WEDNESDAY, 29 March 2012
New Order. Live at the Birmingham Ballroom.
With not exactly a shortage of bands reforming in the recent years you would be forgiven for thinking that recently reincarnated eighties ensemble New Order would be little more than a brief injection of euphoria for angst ridden forty-somethings desperate for that last dose of 1983. Instead, we are presented with a measured snapshot of a unique moment in British pop music history, in a fitting scenario that sees Bernard Sumner and co return to Birmingham, thirty two years after the University of Birmingham played host to the last ever Joy Division performance before singer Ian Curtis’s suicide forced Sumner to take to the microphone and lead New Order into a new era.
Considering this was clearly going to be a ‘greatest hits’ affair, any danger of passive nostalgia was quashed by an urgency to go out and enjoy the moment, both by band and fans alike. Classics such as True Faith and Temptation teased a vibrant reception as few seemed affected by the absence of founding bassist Peter Hook, currently touring the life out of the Joy Division back catalogue. Jubilation ensued at hearing debut single ‘Ceremony’ and the entire crowd, however balding, seemed to form a mutual connection for an upbeat version of Joy Division classic ‘Love Will Tear Us Apart’, a rendition that seemed to complete a night of simply exceptional music.
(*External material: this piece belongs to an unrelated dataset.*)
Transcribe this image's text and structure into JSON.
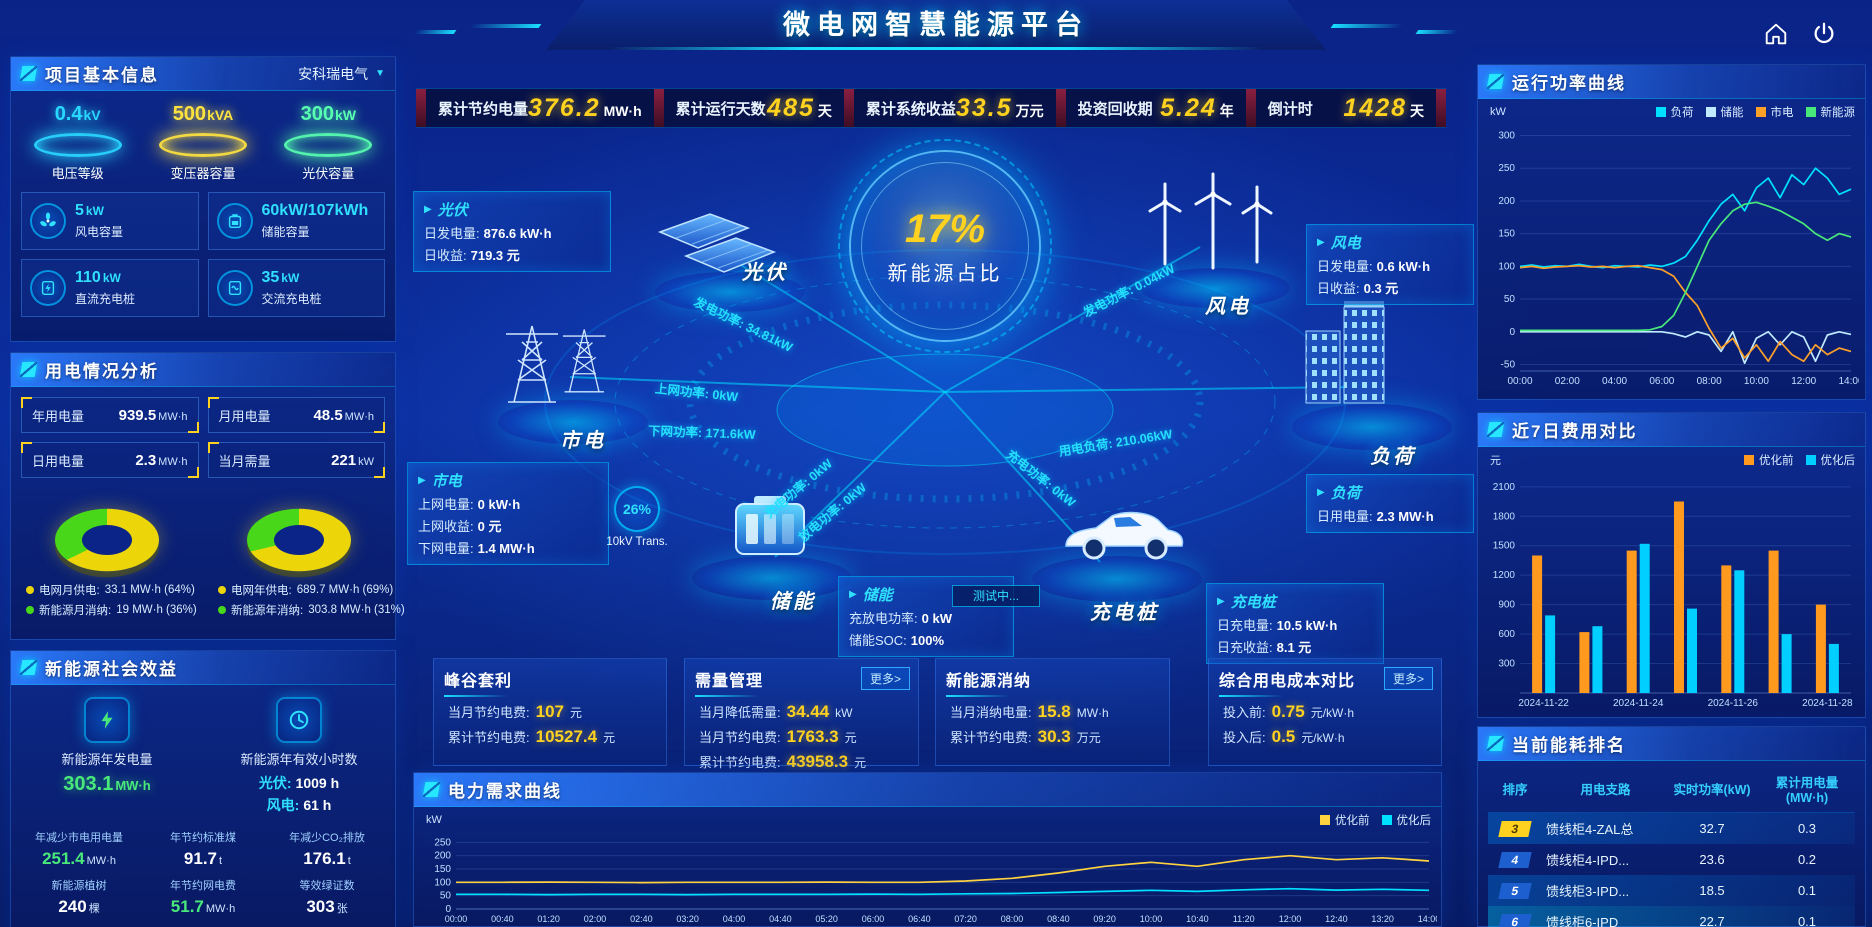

Despite Sumner’s niggling cold, (he had a little lean up a wall during Blue Monday – which could be forgiven given its longevity), the band forged on, with unrelenting vigour, ensuring a performance that never once felt laboured and gave the crowd, not just a flash back to their heady days of ‘then’, but a fresh performance for ‘now’, certifying synth-pop’s relevance in the 21st Century.